Les grandes entreprises sont aussi largement gagnantes grâce à la « globalisation de la valeur », comme le rappelle Alain Quinet dans Economie de la guerre (Economica, 288 pages, 37 euros). Enseignant à l’Académie militaire de Saint-Cyr Coëtquidan, cet économiste est aussi directeur de la stratégie de SNCF Réseau. « Dans les années 1990, rappelle-t-il, les entreprises des pays les plus avancés ont tiré parti des différences de coûts entre le pays où leur siège était installé et les pays producteurs des différents composants intermédiaires. » Elles n’ont conservé « sur le sol national [que] les tâches les plus créatrices de valeur – R&D, design, marketing, service après-vente – délocalisant la fabrication », pour améliorer leur rendement. Or, « plus le rendement recherché est élevé, plus le risque sur les approvisionnements tend à augmenter », rappelle M. Quinet.

Ce risque s’est matérialisé avec la pandémie de Covid-19 et la fermeture de la Chine, puis d’autres pays ou grands ports : impossible de trouver des masques, de maîtriser les composants nécessaires à la fabrication d’un vaccin ou de s’approvisionner en semi-conducteurs. Mais ce n’était qu’un début. La guerre en Ukraine a fait apparaître d’autres pénuries et a entraîné des hausses de prix inattendues.

Puis la transition vers la mobilité électrique dans l’automobile a pris le relais, jouant à son tour ce rôle de révélateur. A ce jour, aucun constructeur européen n’est capable de produire une voiture sans fournisseur asiatique et le plus souvent chinois. La batterie représente 40 % de la valeur d’une voiture électrique. Or, la Chine contrôle largement les matières premières et le traitement industriel nécessaires à sa fabrication, plaçant le reste du monde dans une dangereuse dépendance.

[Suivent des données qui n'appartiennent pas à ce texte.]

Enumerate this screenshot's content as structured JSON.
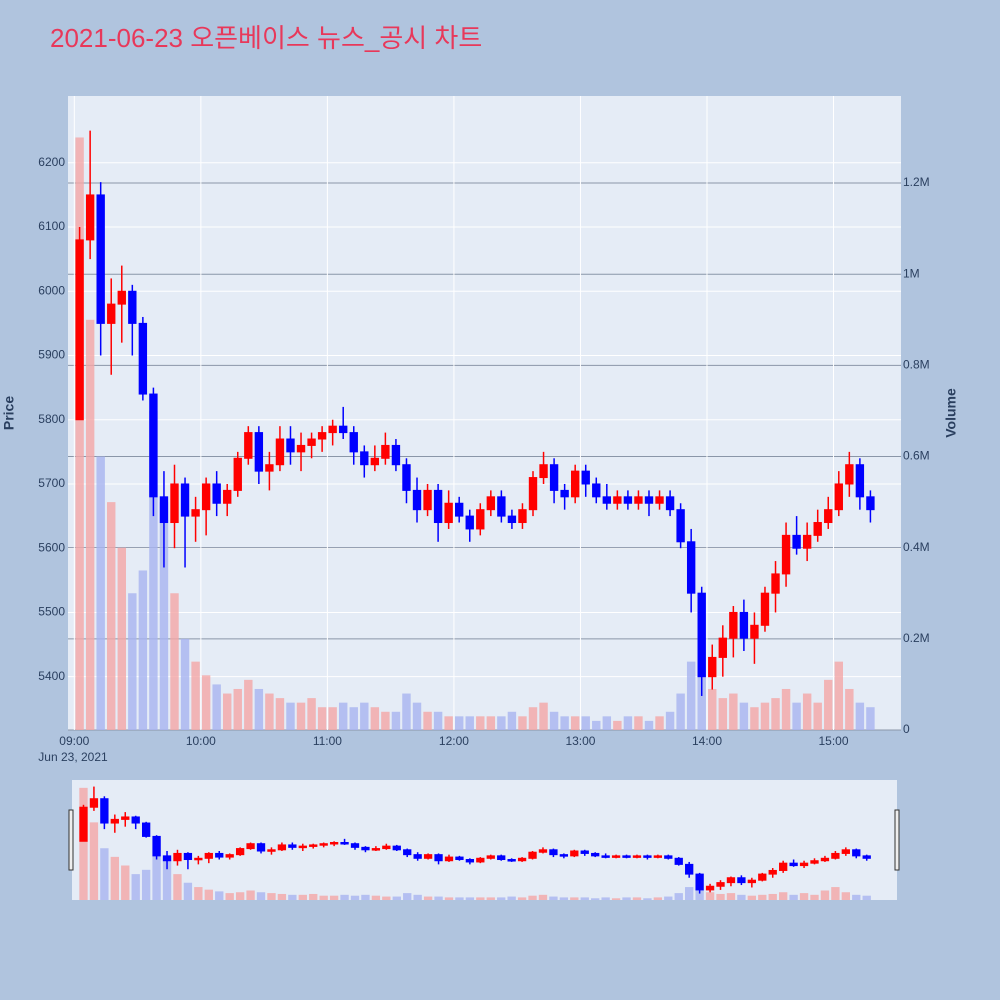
{
  "chart_data": {
    "type": "candlestick",
    "title": "2021-06-23 오픈베이스 뉴스_공시 차트",
    "y_label": "Price",
    "y2_label": "Volume",
    "x_date_label": "Jun 23, 2021",
    "x": [
      "09:00",
      "09:05",
      "09:10",
      "09:15",
      "09:20",
      "09:25",
      "09:30",
      "09:35",
      "09:40",
      "09:45",
      "09:50",
      "09:55",
      "10:00",
      "10:05",
      "10:10",
      "10:15",
      "10:20",
      "10:25",
      "10:30",
      "10:35",
      "10:40",
      "10:45",
      "10:50",
      "10:55",
      "11:00",
      "11:05",
      "11:10",
      "11:15",
      "11:20",
      "11:25",
      "11:30",
      "11:35",
      "11:40",
      "11:45",
      "11:50",
      "11:55",
      "12:00",
      "12:05",
      "12:10",
      "12:15",
      "12:20",
      "12:25",
      "12:30",
      "12:35",
      "12:40",
      "12:45",
      "12:50",
      "12:55",
      "13:00",
      "13:05",
      "13:10",
      "13:15",
      "13:20",
      "13:25",
      "13:30",
      "13:35",
      "13:40",
      "13:45",
      "13:50",
      "13:55",
      "14:00",
      "14:05",
      "14:10",
      "14:15",
      "14:20",
      "14:25",
      "14:30",
      "14:35",
      "14:40",
      "14:45",
      "14:50",
      "14:55",
      "15:00",
      "15:05",
      "15:10",
      "15:15"
    ],
    "open": [
      5800,
      6080,
      6150,
      5950,
      5980,
      6000,
      5950,
      5840,
      5680,
      5640,
      5700,
      5650,
      5660,
      5700,
      5670,
      5690,
      5740,
      5780,
      5720,
      5730,
      5770,
      5750,
      5760,
      5770,
      5780,
      5790,
      5780,
      5750,
      5730,
      5740,
      5760,
      5730,
      5690,
      5660,
      5690,
      5640,
      5670,
      5650,
      5630,
      5660,
      5680,
      5650,
      5640,
      5660,
      5710,
      5730,
      5690,
      5680,
      5720,
      5700,
      5680,
      5670,
      5680,
      5670,
      5680,
      5670,
      5680,
      5660,
      5610,
      5530,
      5400,
      5430,
      5460,
      5500,
      5460,
      5480,
      5530,
      5560,
      5620,
      5600,
      5620,
      5640,
      5660,
      5700,
      5730,
      5680
    ],
    "high": [
      6100,
      6250,
      6170,
      6020,
      6040,
      6010,
      5960,
      5850,
      5720,
      5730,
      5710,
      5680,
      5710,
      5720,
      5700,
      5750,
      5790,
      5790,
      5750,
      5790,
      5790,
      5780,
      5780,
      5790,
      5800,
      5820,
      5790,
      5760,
      5760,
      5780,
      5770,
      5740,
      5710,
      5700,
      5700,
      5690,
      5680,
      5660,
      5670,
      5690,
      5690,
      5660,
      5670,
      5720,
      5750,
      5740,
      5700,
      5730,
      5730,
      5710,
      5700,
      5690,
      5690,
      5690,
      5690,
      5690,
      5690,
      5670,
      5630,
      5540,
      5450,
      5480,
      5510,
      5520,
      5500,
      5540,
      5580,
      5640,
      5650,
      5640,
      5660,
      5680,
      5720,
      5750,
      5740,
      5690
    ],
    "low": [
      5800,
      6050,
      5900,
      5870,
      5920,
      5900,
      5830,
      5650,
      5570,
      5600,
      5570,
      5610,
      5620,
      5650,
      5650,
      5680,
      5730,
      5700,
      5690,
      5720,
      5730,
      5720,
      5740,
      5750,
      5760,
      5770,
      5730,
      5710,
      5720,
      5730,
      5720,
      5670,
      5640,
      5650,
      5610,
      5630,
      5640,
      5610,
      5620,
      5650,
      5640,
      5630,
      5630,
      5650,
      5700,
      5670,
      5660,
      5670,
      5680,
      5670,
      5660,
      5660,
      5660,
      5660,
      5650,
      5660,
      5650,
      5600,
      5500,
      5370,
      5380,
      5400,
      5430,
      5440,
      5420,
      5470,
      5500,
      5540,
      5590,
      5580,
      5610,
      5630,
      5650,
      5680,
      5660,
      5640
    ],
    "close": [
      6080,
      6150,
      5950,
      5980,
      6000,
      5950,
      5840,
      5680,
      5640,
      5700,
      5650,
      5660,
      5700,
      5670,
      5690,
      5740,
      5780,
      5720,
      5730,
      5770,
      5750,
      5760,
      5770,
      5780,
      5790,
      5780,
      5750,
      5730,
      5740,
      5760,
      5730,
      5690,
      5660,
      5690,
      5640,
      5670,
      5650,
      5630,
      5660,
      5680,
      5650,
      5640,
      5660,
      5710,
      5730,
      5690,
      5680,
      5720,
      5700,
      5680,
      5670,
      5680,
      5670,
      5680,
      5670,
      5680,
      5660,
      5610,
      5530,
      5400,
      5430,
      5460,
      5500,
      5460,
      5480,
      5530,
      5560,
      5620,
      5600,
      5620,
      5640,
      5660,
      5700,
      5730,
      5680,
      5660
    ],
    "volume": [
      1300000,
      900000,
      600000,
      500000,
      400000,
      300000,
      350000,
      700000,
      500000,
      300000,
      200000,
      150000,
      120000,
      100000,
      80000,
      90000,
      110000,
      90000,
      80000,
      70000,
      60000,
      60000,
      70000,
      50000,
      50000,
      60000,
      50000,
      60000,
      50000,
      40000,
      40000,
      80000,
      60000,
      40000,
      40000,
      30000,
      30000,
      30000,
      30000,
      30000,
      30000,
      40000,
      30000,
      50000,
      60000,
      40000,
      30000,
      30000,
      30000,
      20000,
      30000,
      20000,
      30000,
      30000,
      20000,
      30000,
      40000,
      80000,
      150000,
      120000,
      90000,
      70000,
      80000,
      60000,
      50000,
      60000,
      70000,
      90000,
      60000,
      80000,
      60000,
      110000,
      150000,
      90000,
      60000,
      50000
    ],
    "increasing_color": "#ff0000",
    "decreasing_color": "#0000ff",
    "volume_increasing_color": "#f4a6a6",
    "volume_decreasing_color": "#a8b4f0",
    "xlim": [
      "08:57",
      "15:32"
    ],
    "xticks": [
      "09:00",
      "10:00",
      "11:00",
      "12:00",
      "13:00",
      "14:00",
      "15:00"
    ],
    "ylim": [
      5317,
      6304
    ],
    "yticks": [
      5400,
      5500,
      5600,
      5700,
      5800,
      5900,
      6000,
      6100,
      6200
    ],
    "y2lim": [
      0,
      1391000
    ],
    "y2ticks": [
      0,
      {
        "value": 200000,
        "label": "0.2M"
      },
      {
        "value": 400000,
        "label": "0.4M"
      },
      {
        "value": 600000,
        "label": "0.6M"
      },
      {
        "value": 800000,
        "label": "0.8M"
      },
      {
        "value": 1000000,
        "label": "1M"
      },
      {
        "value": 1200000,
        "label": "1.2M"
      }
    ],
    "grid": true
  }
}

« L’équilibre rendement-risque d’une entreprise privée peut être différent de l’équilibre rendement-risque souhaité par la société et l’Etat », souligne Alain Quinet. Mais qui s’en est soucié ces dernières années ? « Une entreprise peut être incitée, pour maximiser son rendement, à choisir une exposition au risque supérieure au niveau socialement désiré, explique-t-il, simplement parce qu’elle ne valorise pas les conséquences de long terme de cette prise de risque. » Cela pose une question essentielle : comment faire payer à l’entreprise le risque qu’elle fait courir à la société et à l’Etat ? Pour l’instant, elle est sans réponse.

Une récente étude menée par la société de services informatiques et de conseil Capgemini sur l’industrie automobile montre que les entreprises du secteur ont bien reçu le message. Selon ce document, au cours des deux dernières années, les constructeurs européens ont favorisé un approvisionnement local en réduisant de 25 % l’achat de composants produits sur un autre continent. Ils augmentent aussi leurs stocks pour être plus résilients et ne pas être contraints d’arrêter leurs usines à chaque pénurie ou rupture de la chaîne.

Toutefois, ce mouvement n’est pas sans soulever de nouvelles difficultés. La première, selon Capgemini, c’est qu’ils font payer le coût à leurs sous-traitants. La deuxième est inquiétante à plus long terme. Ces fournisseurs, pour ne pas trop dégrader leur rentabilité, diffèrent parfois les efforts nécessaires pour décarboner leur processus de production ou augmenter la part des matériaux recyclés dans leur processus de fabrication. « Un constructeur sur trois [sur le plan mondial] n’a pas de stratégie globale en matière de développement durable », tacle l’étude. Après la souveraineté économique, il serait encore plus que dangereux de sacrifier le climat.